Generally, claim terms are given their ordinary and customary meanings, according to the customary understanding of a person of ordinary skill in the art who reads them in the context of the intrinsic record at the effective filing date of the patent application. Phillips v. AWH Corp., 415 F.3d 1303, 1313 (Fed.Cir.2005) (en banc). The patent specification is the single best guide to the meaning of a disputed term. Vitronics Corp. v. Conceptronic, Inc., 90 F.3d 1576, 1582 (Fed.Cir.1996). However, care must be taken not to cross a sometimes fine line between reading a claim in light of the specification, and reading a limitation into the claim from the specification. Comark Commc’ns, Inc. v. Harris Corp., 156 F.3d 1182, 1186 (Fed.Cir. 1998). Prosecution history, comprising the record of proceedings before the Patent and Trademark Office (“PTO”), is consulted, particularly to exclude any interpretation that was unequivocally disclaimed during prosecution. Chimie v. PPG Indus., Inc., 402 F.3d 1371, 1384 (Fed.Cir.2005). The construction of the same claim terms and phrases of the 499 patent by the magistrate judge in Rice v. Honeywell International, Inc., No. Civ. A. 6:05CVC330, 2006 WL 3420247 (E.D.Tex. Nov.21, 2006) may appropriately be consulted. Finisar Corp. v. DirecTV Group, Inc., 523 F.3d 1323, 1329 (Fed.Cir.2008), petition for cert. filed (Oct. 2, 2008) (No. 08-445).

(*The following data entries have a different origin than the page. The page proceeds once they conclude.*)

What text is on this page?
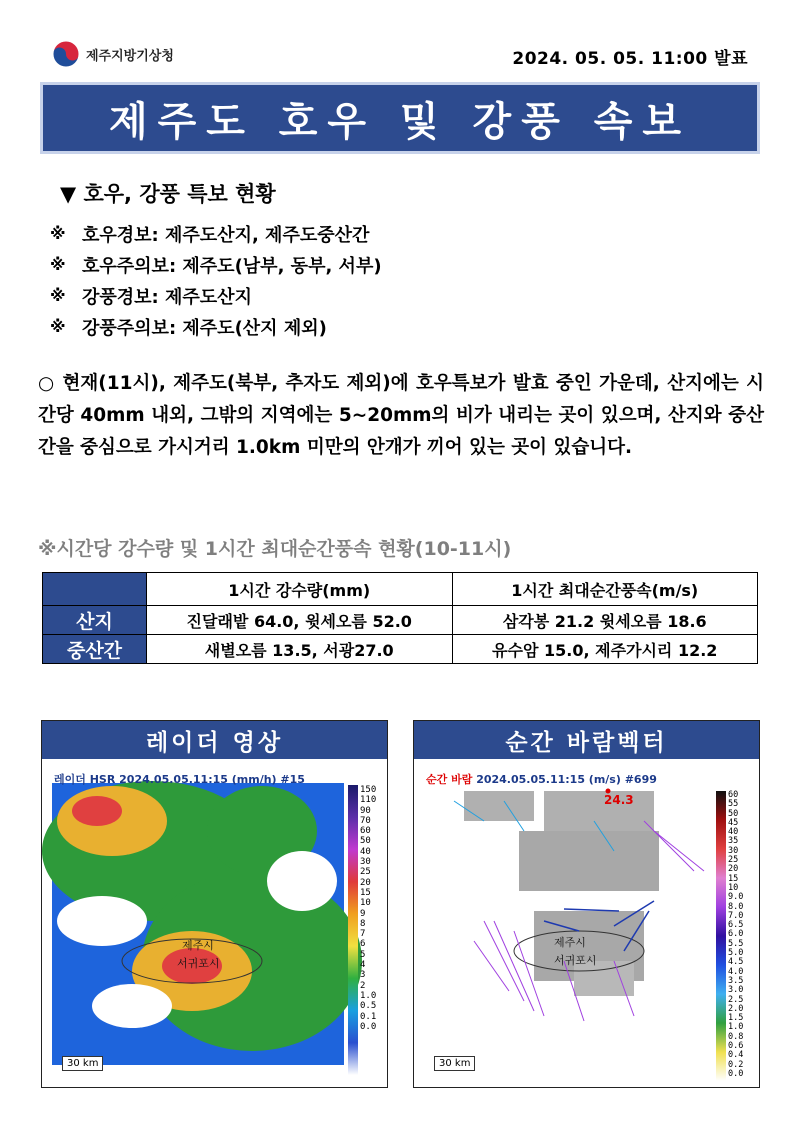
제주지방기상청	2024. 05. 05. 11:00 발표
제주도 호우 및 강풍 속보
▼ 호우, 강풍 특보 현황
※ 호우경보: 제주도산지, 제주도중산간
※ 호우주의보: 제주도(남부, 동부, 서부)
※ 강풍경보: 제주도산지
※ 강풍주의보: 제주도(산지 제외)

○ 현재(11시), 제주도(북부, 추자도 제외)에 호우특보가 발효 중인 가운데, 산지에는 시간당 40mm 내외, 그밖의 지역에는 5~20mm의 비가 내리는 곳이 있으며, 산지와 중산간을 중심으로 가시거리 1.0km 미만의 안개가 끼어 있는 곳이 있습니다.

※시간당 강수량 및 1시간 최대순간풍속 현황(10-11시)
	1시간 강수량(mm)	1시간 최대순간풍속(m/s)
산지	진달래밭 64.0, 윗세오름 52.0	삼각봉 21.2 윗세오름 18.6
중산간	새별오름 13.5, 서광27.0	유수암 15.0, 제주가시리 12.2
레이더 영상
제주시
서귀포시
레이더 HSR 2024.05.05.11:15 (mm/h) #15
150
110
90
70
60
50
40
30
25
20
15
10
9
8
7
6
5
4
3
2
1.0
0.5
0.1
0.0
30 km
순간 바람벡터
24.3
제주시
서귀포시
순간 바람 2024.05.05.11:15 (m/s) #699
60
55
50
45
40
35
30
25
20
15
10
9.0
8.0
7.0
6.5
6.0
5.5
5.0
4.5
4.0
3.5
3.0
2.5
2.0
1.5
1.0
0.8
0.6
0.4
0.2
0.0
30 km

The parties agree that claim 1 places the intercooler “between” the low pressure compressor and the high pressure compressor. “Between” means “in or through the space that separates (two things).” See Elekta Instrument S.A v. O.U.R. Scientific Int’l, Inc., 214 F.3d 1302, 1307 (Fed.Cir. 2000). The dispute arises over the construction of “externally mounted.” Plaintiff argues for a construction placing the inter-cooler external to the two compressors. Defendant argues for greater externality in the construction by placing the intercooler external to the gas generator which incorporates the two compressors as components.

Plaintiff points to the claim language “said gas generator including at least one externally mounted intercooler” as indicating the in-tercooler is part of the gas generator and not external to it. Figure 2 of the specification discloses that each compressor has a outer surface or casing and the intercooler is connected to duets 36 and 42. The intercooler is thus depicted as being mounted external to the compressor casings. No gas generator casing associated with the compressors is depicted.